Winkler ist kein Einzelfall. Für Chefs und Manager in höheren Positionen bedeutet Training zeitgleich den Verzicht auf andere Dinge, meistens Schlaf. Ihre eng getakteten Tage wirken auf Außenstehende wie Käfige aus Stress. Dabei ist gerade das Zeitmanagement der Schlüssel zu Erfolg und Zufriedenheit.
„Disziplin bedeutet Freiheit“, erklärt Sportpsychologe Christian Zepp. Wer viel Sport treibe, habe ein gutes Zeitmanagement. „Einen Tag komplett durchplanen bedeutet, den Tag optimal zu strukturieren, um sich so Pausen und Freiräume zu schaffen. Und wenn ich mich an meine Struktur halte, kann ich auch nicht ausbrennen.“
Tipps für Fortgeschrittene
Bei der extensiven Dauermethode wählt man ein Tempo, bei dem man sich noch gut mit einem Laufpartner unterhalten könnte. In diesem Tempo sollte man 30-60 Minuten ohne Pause durchlaufen können, ohne an sein Leistungslimit zu stoßen. Nach intensiven Läufen kann ein sehr langsamer extensiver Dauerlauf auch die Regeneration unterstützen. Durch die milde Belastung werden Stoffwechselendprodukte, wie z.B. Laktat, durch die Ankurbelung der Durchblutung abtransportiert.
Der intensive Dauerlauf sollte nicht länger als 30 Minuten dauern. Hierbei wird bei mittlerer bis hoher Intensität ein Tempo durchgelaufen. Diese Methode dient der Steigerung des Ausdauervermögens an der aeroben-anaeroben Schwelle, bei der sich der Körper noch gerade im Gleichgewicht zwischen der Bildung und dem Abbau von Laktat befindet.
Eine weitere Form des Ausdauertrainings sind intensive Intervallläufe. Die Intervalle können in Minuten oder Kilometern festgelegt werden und müssen je nach Leistungsstand und Ziel individuell angepasst werden. Die Belastungsdauer ist wesentlich geringer als bei der extensiven Methode, sie beträgt 20-30 Minuten.

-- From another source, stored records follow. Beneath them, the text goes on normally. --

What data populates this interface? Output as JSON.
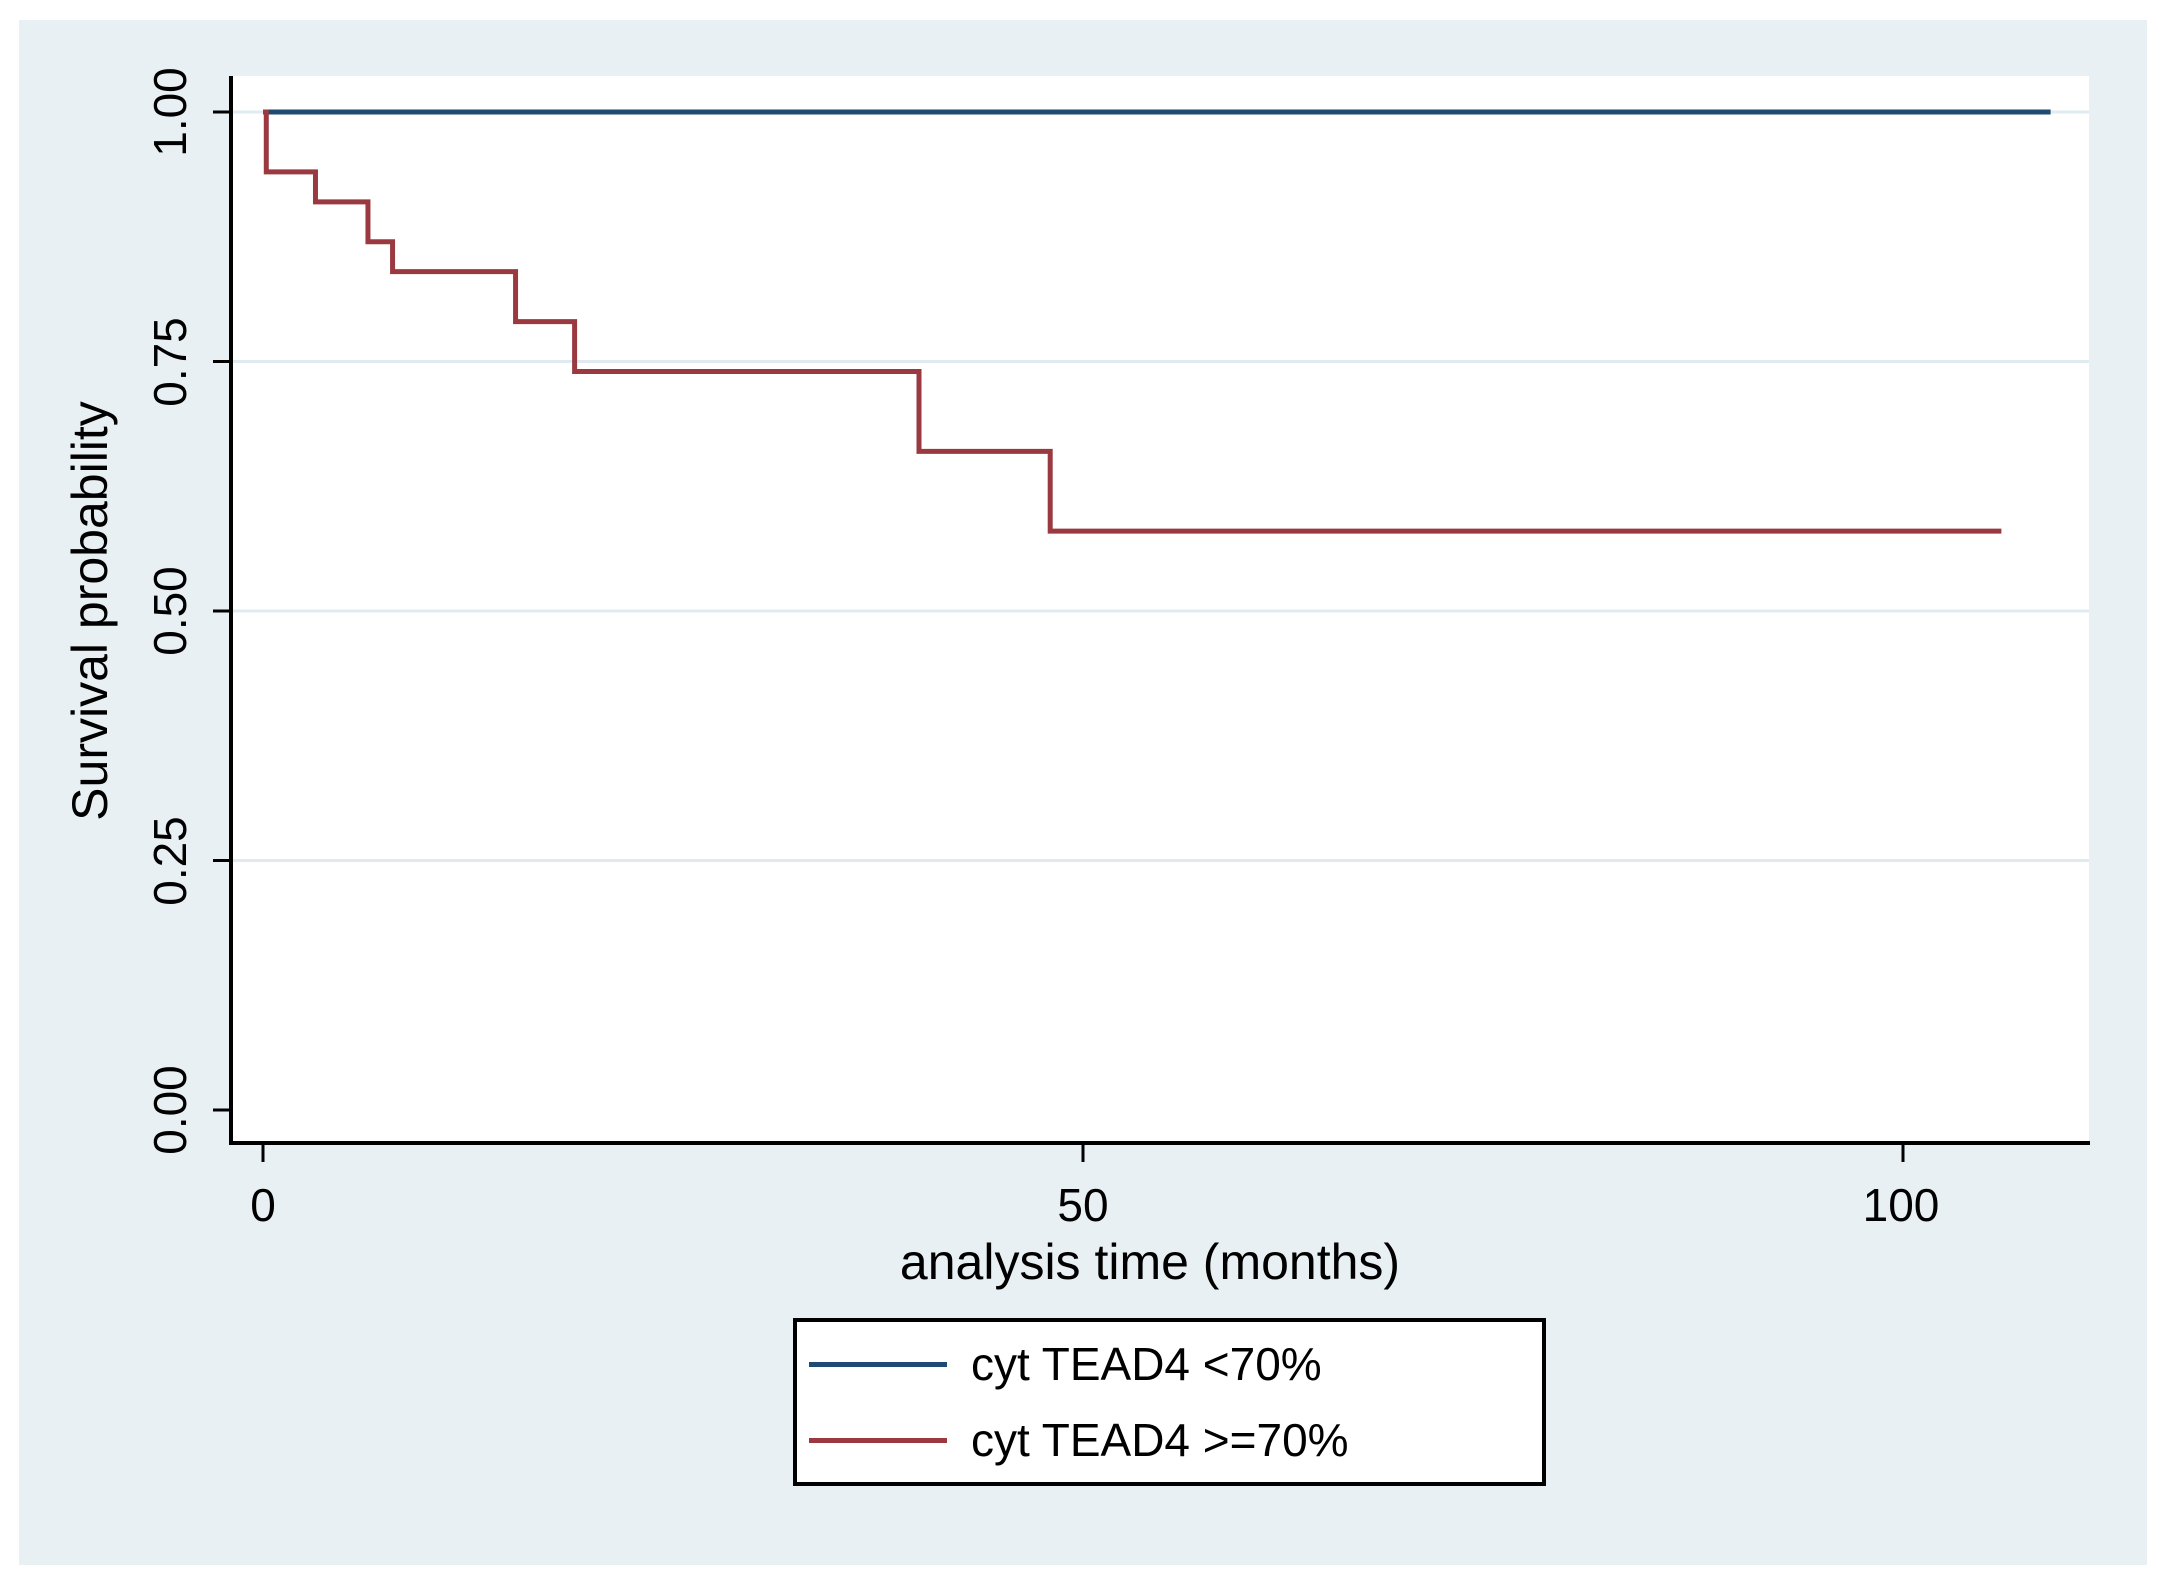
{
  "figure": {
    "background": "#ffffff",
    "canvas_background": "#e9f0f3",
    "gridline_color": "#e0ebf1",
    "axis_color": "#000000",
    "text_color": "#000000"
  },
  "chart_data": {
    "type": "line",
    "subtype": "kaplan_meier_step",
    "title": "",
    "xlabel": "analysis time (months)",
    "ylabel": "Survival probability",
    "xlim": [
      0,
      111
    ],
    "ylim": [
      0,
      1.04
    ],
    "x_ticks": [
      "0",
      "50",
      "100"
    ],
    "y_ticks": [
      "0.00",
      "0.25",
      "0.50",
      "0.75",
      "1.00"
    ],
    "grid_y_values": [
      0.25,
      0.5,
      0.75,
      1.0
    ],
    "legend": {
      "position": "bottom-center",
      "boxed": true
    },
    "series": [
      {
        "name": "cyt TEAD4 <70%",
        "color": "#1f4a73",
        "points": [
          {
            "t": 0,
            "s": 1.0
          }
        ],
        "t_end": 109
      },
      {
        "name": "cyt TEAD4 >=70%",
        "color": "#9a3a40",
        "points": [
          {
            "t": 0,
            "s": 1.0
          },
          {
            "t": 0.2,
            "s": 0.94
          },
          {
            "t": 3.2,
            "s": 0.91
          },
          {
            "t": 6.4,
            "s": 0.87
          },
          {
            "t": 7.9,
            "s": 0.84
          },
          {
            "t": 15.4,
            "s": 0.79
          },
          {
            "t": 19,
            "s": 0.74
          },
          {
            "t": 40,
            "s": 0.66
          },
          {
            "t": 48,
            "s": 0.58
          }
        ],
        "t_end": 106
      }
    ]
  }
}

Intervalle können bei mittlerer bis hoher Intensität zwischen 4-8 Minuten dauern, in den Pausen wird bei niedrigster Intensität weitergelaufen. Die Intervalle werden 3-5 mal wiederholt. Wählt man die Intervallmethode nach Kilometern, kann zum Beispiel 6-10 mal eine Strecke von ca. 200-400 Metern zurückgelegt werden mit Pausenintervallen von 1-3 Minuten.
Doch nicht nur mental ist Sport ein Wegbereiter für Erfolg und Zufriedenheit im Job. Sportwissenschaftlern der Universität Basel und Göteborg zufolge schützt körperliche Fitness vor Gesundheitsrisiken durch Berufsstress. Sie fanden heraus: Während gestresste Beschäftigte alarmierende Werte bei Blutdruck, Body-Maß-Index, Cholesterin und weiteren Indikatoren für Herz-Kreislauf-Erkrankungen haben, waren die gleichen Werte bei sportlichen Beschäftigten im Normbereich. Und auch eine Studie am Leibniz-Institut für Arbeitsforschung der TU Dortmund zeigt: Regelmäßiger Sport hilft beim Umgang mit Stress.
11.30 Uhr: Martin Osterloh kommt aus dem Kursraum heraus. Dieses Mal ist es Schweiß, der auf seiner Stirn glänzt. Der HIIT-Kurs „Les Mills Grit“, den er gerade absolviert hat, gilt als der härteste Kurs im Studio. Dreißig Minuten Burpees, Squats und Liegestütze, das schafft selbst den gut trainierten Osterloh. „Ich muss mich erstmal in die Sauna legen und ein wenig runterkommen“, sagt er. Nachher geht es wieder in den Zug nach Osnabrück. Am Bahnhof wartet schon sein Fahrrad.